Prefect (France)

A prefect (French: préfet, plural préfets) in France is the state's representative in a department or region. Subprefects (French: sous-préfets) are responsible for the subdivisions of departments, known as arrondissements. The office of a prefect is known as a prefecture and that of a subprefect as a subprefecture. Regional prefects are ex officio the departmental prefects of the regional prefecture.

Pascal Mailhos, then prefect of the Haute-Garonne department, in Toulouse in 2014

Prefects are tasked with upholding the law in the department they serve in, including controlling the actions of local authorities to ensure adhesion to national guidelines. They are authorised to sue local collectivities in the name of the state.[1]

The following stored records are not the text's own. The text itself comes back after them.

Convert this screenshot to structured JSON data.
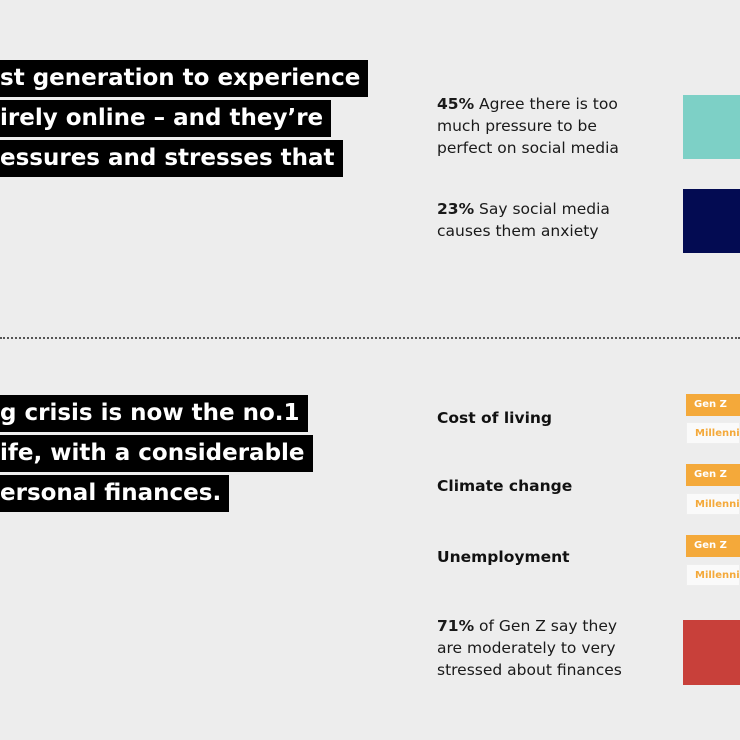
{
  "top_section": {
    "headline_lines": [
      "st generation to experience",
      "irely online – and they’re",
      "essures and stresses that"
    ],
    "stats": [
      {
        "percent": "45%",
        "lines": [
          "Agree there is too",
          "much pressure to be",
          "perfect on social media"
        ],
        "color": "#7dd0c6"
      },
      {
        "percent": "23%",
        "lines": [
          "Say social media",
          "causes them anxiety"
        ],
        "color": "#030b52"
      }
    ]
  },
  "bottom_section": {
    "headline_lines": [
      "g crisis is now the no.1",
      "ife, with a considerable",
      "ersonal finances."
    ],
    "topics": [
      {
        "label": "Cost of living",
        "genz": "Gen Z",
        "mill": "Millennia"
      },
      {
        "label": "Climate change",
        "genz": "Gen Z",
        "mill": "Millennia"
      },
      {
        "label": "Unemployment",
        "genz": "Gen Z",
        "mill": "Millennia"
      }
    ],
    "stat": {
      "percent": "71%",
      "lines": [
        "of Gen Z say they",
        "are moderately to very",
        "stressed about finances"
      ],
      "color": "#c8403a"
    }
  },
  "colors": {
    "background": "#ededed",
    "accent_orange": "#f4a93a"
  }
}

Prefects are appointed by a decree of the President of France when presiding the Government's Council of Ministers, following a proposal by the Prime Minister and the Minister of the Interior.[2] They serve at the Government's discretion and can be replaced at any meeting of the Council of Ministers.

From 1982 to 1988, under the Socialist administration of President François Mitterrand, prefects were called commissaires de la République (the Republic's commissioners) and subprefects commissaires adjoints de la République (the Republic's deputy commissioners).[3]

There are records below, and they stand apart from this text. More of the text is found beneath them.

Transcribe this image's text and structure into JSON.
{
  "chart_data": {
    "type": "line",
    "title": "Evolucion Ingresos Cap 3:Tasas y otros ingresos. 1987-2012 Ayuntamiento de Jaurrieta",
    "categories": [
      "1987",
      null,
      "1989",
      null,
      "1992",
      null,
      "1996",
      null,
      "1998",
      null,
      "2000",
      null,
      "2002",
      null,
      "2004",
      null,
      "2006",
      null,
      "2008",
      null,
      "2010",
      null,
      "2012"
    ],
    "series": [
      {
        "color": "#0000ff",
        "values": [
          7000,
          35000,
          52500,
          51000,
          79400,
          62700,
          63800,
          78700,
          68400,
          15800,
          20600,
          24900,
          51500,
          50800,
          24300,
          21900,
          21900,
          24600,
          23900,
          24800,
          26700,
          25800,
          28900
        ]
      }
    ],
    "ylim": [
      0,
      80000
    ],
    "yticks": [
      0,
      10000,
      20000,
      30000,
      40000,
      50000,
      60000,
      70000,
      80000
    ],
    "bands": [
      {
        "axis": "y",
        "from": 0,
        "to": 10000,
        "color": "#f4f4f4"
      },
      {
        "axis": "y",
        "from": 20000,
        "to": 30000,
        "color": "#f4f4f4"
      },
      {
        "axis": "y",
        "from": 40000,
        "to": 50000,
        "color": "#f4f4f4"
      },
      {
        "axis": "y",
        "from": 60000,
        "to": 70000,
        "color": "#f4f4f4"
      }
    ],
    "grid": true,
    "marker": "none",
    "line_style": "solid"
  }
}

Jean-Luc Videlaine, then prefect of the Finistère department, in dress uniform at Bastille Day 2015 in Brest
Uniform hat of a French prefect during the Second World War

The post of prefect was first created on 17 February 1800 by then-First Consul Napoléon Bonaparte.

Their roles were initially similar to those of the pre-revolutionary intendants.[4] Prefects were initially charged with supervising local governments in their department, ensuring that taxes flowed to Paris and supervising conscription at the local level.[5]

Currently, the main role of the prefect is defined in article 72 of the Constitution of France:

In the local governments of the Republic, the representative of the State, representing each member of the Government, is in charge of national interests, of administrative checks, and the respect of Law.

The exact role and attributions are defined in decrees, most notably decrees of 1964, 1982, 2004, each replacing the preceding one.

The prefect of the département containing the chef-lieu de région is also the préfet de région, or the prefect of the région.

Prefects operate under the minister of the interior. Their main missions include.

  • representing the state to local governments;
  • security
  • safety
    • the decision to evacuate zones facing natural disasters; the organisation of relief operations;
  • responsibility for official documents, such as
  • ensuring respect for legality: officials working for the prefect verify the legality of decisions made by local governments and submit doubtful cases to administrative courts or to financial auditing courts.

Prefects may issue administrative orders in areas falling within the competency of the national government, including general safety. For instance, they may prohibit the use of certain roads without special tyres in times of snow. The prohibition on smoking or leaving the motor running while filling the fuel tank of a motor vehicle is another example of a matter typically decided by a prefectoral administrative order.

On official occasions, prefects wear uniforms.

For much of the time after 1800, the departments largely functioned as transmission belts for policies developed in Paris. As such, prefects originally had fairly extensive powers of supervision and control over departmental affairs. This was especially true during the Consulate and the First and Second Empires when even the most trivial local matter had to be referred to the prefect. Since 1982, local government has been progressively decentralized, and the prefect's role has largely been limited to preventing local policies from conflicting with national policy.